Two factors of production -- capital and labour -- are misbalanced in this decade, but technological adoption somehow improved in service sectors. About 3.5 billion youths migrated abroad to seek a better future and employment opportunities. The lowest economic growth, i.e., -2.4 per cent, was also faced in 2020, along with the world economic crisis due to COVID-19 and disturbances in the supply chain network caused by the Russia-Ukraine war. The growth of revenue is -14.9, which is also a rare case in Nepal. However, the trend of capital expenditure and recurrent expenditure is moving against each other. A very expensive administrative structure has been established, and now the government is under pressure to fulfill its own responsibilities due to a shortage of resources.

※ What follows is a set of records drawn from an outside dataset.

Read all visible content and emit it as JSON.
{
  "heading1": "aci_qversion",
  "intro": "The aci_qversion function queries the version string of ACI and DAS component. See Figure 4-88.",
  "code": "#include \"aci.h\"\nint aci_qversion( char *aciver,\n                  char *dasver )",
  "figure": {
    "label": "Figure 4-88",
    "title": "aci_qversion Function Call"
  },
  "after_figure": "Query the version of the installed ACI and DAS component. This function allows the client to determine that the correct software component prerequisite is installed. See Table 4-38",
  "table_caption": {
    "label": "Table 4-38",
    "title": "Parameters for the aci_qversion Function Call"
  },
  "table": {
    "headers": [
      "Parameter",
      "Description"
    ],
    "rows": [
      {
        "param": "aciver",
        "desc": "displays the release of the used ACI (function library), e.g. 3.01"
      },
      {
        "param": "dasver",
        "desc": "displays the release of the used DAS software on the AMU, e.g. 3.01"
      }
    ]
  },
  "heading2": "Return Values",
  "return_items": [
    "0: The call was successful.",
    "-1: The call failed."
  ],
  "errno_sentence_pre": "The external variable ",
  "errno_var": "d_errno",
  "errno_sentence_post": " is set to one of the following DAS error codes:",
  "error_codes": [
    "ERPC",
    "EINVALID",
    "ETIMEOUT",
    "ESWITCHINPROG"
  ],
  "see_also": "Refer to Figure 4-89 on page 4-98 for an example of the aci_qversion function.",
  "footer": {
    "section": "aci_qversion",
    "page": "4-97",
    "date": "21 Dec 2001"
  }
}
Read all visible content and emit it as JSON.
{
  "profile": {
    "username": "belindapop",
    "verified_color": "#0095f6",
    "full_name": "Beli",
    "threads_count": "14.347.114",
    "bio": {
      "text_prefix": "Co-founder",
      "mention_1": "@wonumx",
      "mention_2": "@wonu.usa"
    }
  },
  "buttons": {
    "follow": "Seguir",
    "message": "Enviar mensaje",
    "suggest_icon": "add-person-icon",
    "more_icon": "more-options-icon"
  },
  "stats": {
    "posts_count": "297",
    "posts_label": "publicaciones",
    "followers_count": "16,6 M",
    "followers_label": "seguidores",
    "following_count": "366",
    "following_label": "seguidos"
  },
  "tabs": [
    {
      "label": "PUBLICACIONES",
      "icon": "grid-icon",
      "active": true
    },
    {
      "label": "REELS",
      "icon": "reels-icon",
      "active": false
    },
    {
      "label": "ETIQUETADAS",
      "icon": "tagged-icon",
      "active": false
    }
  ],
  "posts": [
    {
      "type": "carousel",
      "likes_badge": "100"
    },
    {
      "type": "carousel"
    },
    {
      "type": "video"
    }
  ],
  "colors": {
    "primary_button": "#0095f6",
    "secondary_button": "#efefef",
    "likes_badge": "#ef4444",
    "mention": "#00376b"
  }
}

Keeping all these issues in mind, the government has to work very seriously in this decade to address the current socio-economic and political problems and lay the foundation for prosperity and a sustainable, quality living standard by maintaining a just society. This would be possible only if the government showed its credibility through upcoming fiscal policy and programmes and executed them rationally under resource pressure. Equally, it is important to bring hopes for prosperity and quality of life to the young people to avoid the current human capital crisis and brain drain problem. The government cannot achieve its budgetary goal and SDGs unless it motivates the labour factor to connect production as well as the economic system to improve productivity.
Therefore, this fiscal policy has to be focused on human capital development and productivity, rational distribution of resources in line with the local economy, research and development works for improving productivity and efficiency, and maximum utilisation of natural resources to boost the local economy through local-level government. No doubt, the upcoming fiscal policy will be an indicator of economic departure for the decade, if not at least for the next five years. The private sector is the most affected and equally benefited by current economic and political turbulence.
Three pillars
Those who have good access to governing and regulatory positions are getting overwhelming benefits through policy influences, and the rest are panicking due to unexpected changes in fiscal policies. The private sector knows that once the policy changes, it will continue until the affected party achieves a significant level of access to influence and change the policy. The three pillars of the economy -- private, public, and cooperative -- are now in trouble. The external sector is under pressure from the balance of payments while the government is facing problems to meet its obligations with its budget deficit.
Likewise, development partners are enforcing their interests irrespective of people's concerns, and civil society seems to be off track. The biggest factor is a political and social hurdle. In such a situation, the upcoming fiscal policy must pin hope on people's expectations. If the government fails to do so, perhaps the 2080s decade will be another waste of time and have a big trade-off cost for Nepal’s economy. Therefore, it is very important to be economically rational and socio-politically just in order to reach the national target in this decade.